3.000 Anak Muda di Pedalaman Timor Dilatih Usaha Sayuran
Sebanyak 3.000 anak muda di pedalaman Kabupaten Timor Tengah Selatan (TTS) dan Timor Tengah Utara (TTU), Nusa Tenggara Timur (NTT), dilatih untuk mengembangkan usaha sayuran dan buah buahan.
Ribuan anak muda yang kebanyakan adalah perempuan muda berusia 15-29 ini tergabung dalam 149 kelompok tani holtikultura dampingan Plan International Indonesia.
Deputi Direktur Plan International Indonesia, Nono Sumarsono, pada acara penutupan proyek pemberdayaan Ekonomi Kaum Muda (Young Women Economic Empowerment/YWEE) di Kupang, Senin (23/5/2016) mengatakan, proyek ini selain memberikan pelatihan pertanian hortikultura, juga membantu membuka akses pemasaran para kelompok tani tersebut.
“Setelah tiga tahun berjalan, proyek yang didanai Uni Eropa telah mendampingi lebih dari 3.000 anak muda, terutama perempuan. Kami juga mempertemukan kelompok-kelompok usaha tani itu dengan pelaku usaha hotel dan restoran yang terhimpun dalam Perhimpunan Hotel dan Restoran Indonesia (PHRI) NTT,” kata Nono.
Menurut Nono, kelompok tani ini menjadi alternatif yang baik untuk membuat perempuan muda di Timor untuk berdaya dan mandiri.
“Bahkan ada beberapa kelompok yang kami dampingi untuk mengembangkan hasil panennya untuk diolah menjadi bahan makanan dalam kemasan,” jelas Nono.
Senada dengan itu, Project Manager YWEE Plan Indonesia, Pramodhana Purnalaksita mengatakan, model pendekatan yang dilaksanakan dalam proyek YWEE di Kabupaten TTU dan TTS adalah membangun pendidikan dan pelatihan teknis pertanian hortikultura.

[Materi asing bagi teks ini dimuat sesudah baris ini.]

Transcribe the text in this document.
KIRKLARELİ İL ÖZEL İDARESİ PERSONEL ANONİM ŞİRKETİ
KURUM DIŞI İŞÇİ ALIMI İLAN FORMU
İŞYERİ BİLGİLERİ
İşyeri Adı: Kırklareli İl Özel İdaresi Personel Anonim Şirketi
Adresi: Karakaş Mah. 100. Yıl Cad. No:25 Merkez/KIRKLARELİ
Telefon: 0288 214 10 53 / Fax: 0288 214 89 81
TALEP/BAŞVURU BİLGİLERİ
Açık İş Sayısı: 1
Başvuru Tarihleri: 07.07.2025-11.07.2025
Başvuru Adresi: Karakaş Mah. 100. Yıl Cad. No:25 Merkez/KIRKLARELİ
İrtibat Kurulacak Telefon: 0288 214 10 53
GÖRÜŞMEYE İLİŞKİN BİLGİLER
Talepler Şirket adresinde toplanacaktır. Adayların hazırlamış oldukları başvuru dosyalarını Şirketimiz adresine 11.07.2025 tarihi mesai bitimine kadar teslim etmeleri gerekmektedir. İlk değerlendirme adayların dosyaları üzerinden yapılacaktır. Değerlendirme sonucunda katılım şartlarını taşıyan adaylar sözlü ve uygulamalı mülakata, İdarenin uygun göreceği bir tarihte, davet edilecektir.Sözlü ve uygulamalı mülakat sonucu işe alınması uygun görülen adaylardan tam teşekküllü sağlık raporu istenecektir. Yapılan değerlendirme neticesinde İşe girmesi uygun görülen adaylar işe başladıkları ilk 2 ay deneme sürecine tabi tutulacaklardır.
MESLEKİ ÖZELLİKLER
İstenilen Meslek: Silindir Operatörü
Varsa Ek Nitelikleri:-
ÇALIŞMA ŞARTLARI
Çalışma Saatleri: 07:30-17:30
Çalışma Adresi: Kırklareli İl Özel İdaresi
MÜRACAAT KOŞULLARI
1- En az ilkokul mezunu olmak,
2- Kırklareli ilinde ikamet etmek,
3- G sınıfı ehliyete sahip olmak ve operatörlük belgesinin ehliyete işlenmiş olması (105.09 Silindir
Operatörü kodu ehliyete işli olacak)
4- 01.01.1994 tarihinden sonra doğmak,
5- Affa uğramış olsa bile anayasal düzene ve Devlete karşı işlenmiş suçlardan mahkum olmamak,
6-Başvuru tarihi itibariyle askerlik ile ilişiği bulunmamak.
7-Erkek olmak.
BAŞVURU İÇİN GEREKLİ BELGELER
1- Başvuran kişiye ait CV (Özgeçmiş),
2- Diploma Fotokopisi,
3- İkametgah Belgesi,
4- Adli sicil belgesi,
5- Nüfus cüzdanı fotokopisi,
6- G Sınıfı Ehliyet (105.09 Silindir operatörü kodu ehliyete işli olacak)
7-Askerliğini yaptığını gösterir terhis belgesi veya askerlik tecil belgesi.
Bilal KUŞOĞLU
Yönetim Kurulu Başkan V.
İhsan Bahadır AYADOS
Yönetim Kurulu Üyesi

“Jadi kaum muda dilatih dan diperkenalkan juga dengam teknis budidaya pertanian yang lebih maju, misalnya penggunaan plastik mulsa dan teknologi iritasi tetes. Melalui rantai nilai produksi hortikultura, hasil pertanian dihubungkan langsung ke pasar,” jelasnya.
Nono berharap, kelompok tani yang sudah terbentuk di TTU dan TTS bisa terus mengembangkan keterampilan dan pengetahuan yang sudah didapatkan selama mengikuti pelatihan. Mereka diharapkan bisa meningkatkan kualitas hasil pertanian serta memperluas pasar.
“Sehingga hasil panennya bisa langsung dijual dengan harga yang bagus. Kalau ini terjadi, maka pemerintah daerah lain, serta anak-anak muda di tempat lain bisa mencontoh model pemberdayaan ekonomi yang serupa,” katanya lagi.
Di tempat yang sama, Evaluator External Program YWEE, Eva Zhoriva Yusuf menjelaskan, kegiatan tersebut mempunyai makna ekonomisnya bagi kelompok tani dampingan Plan International. Selain bisa untuk kebutuhan rumah tangga, juga bisa memenuhi kebutuhan pasar. Kendala yang dialami oleh kelompok tani adalah masalah modal dan air.
“Walaupun demikian anak-anak dampingan tetap berusaha dengan apa yang ada pada diri mereka. Secara mikro, program ini punya dampak yang luar biasa bagi perkembangam ekonomi rumah tangga,” paparnya.
Dijelaskannya, program ini mempunyai dampak signifikan setelah Plan International melakukan pendampingan di TTU dan TTS.
Sementara itu, Bupati TTU Raymundus Sau Fernandez yang hadir dalam kesempatan itu mengapresiasi pendampingam yang dilakukan oleh Plan International. Bagi Fernandez, apa yang sudah diretas oleh Plan juga sudah dijalankan oleh Pemerintah Kabupaten TTU.
Untuk urusan modal, menurut Fernandes, di TTU pemerintah sudah mengalokasikan Dana Sari Tani ke seluruh desa di TTU setiap tahunnya melalui APBD senilai Rp 300.000.000.
“Dana sudah ada di desa, tinggal diputar saja (dikembangkan,red) untuk melanjutkan kegiatan usaha produktif ketika program Plan sudah berhenti,” kata Fernandez.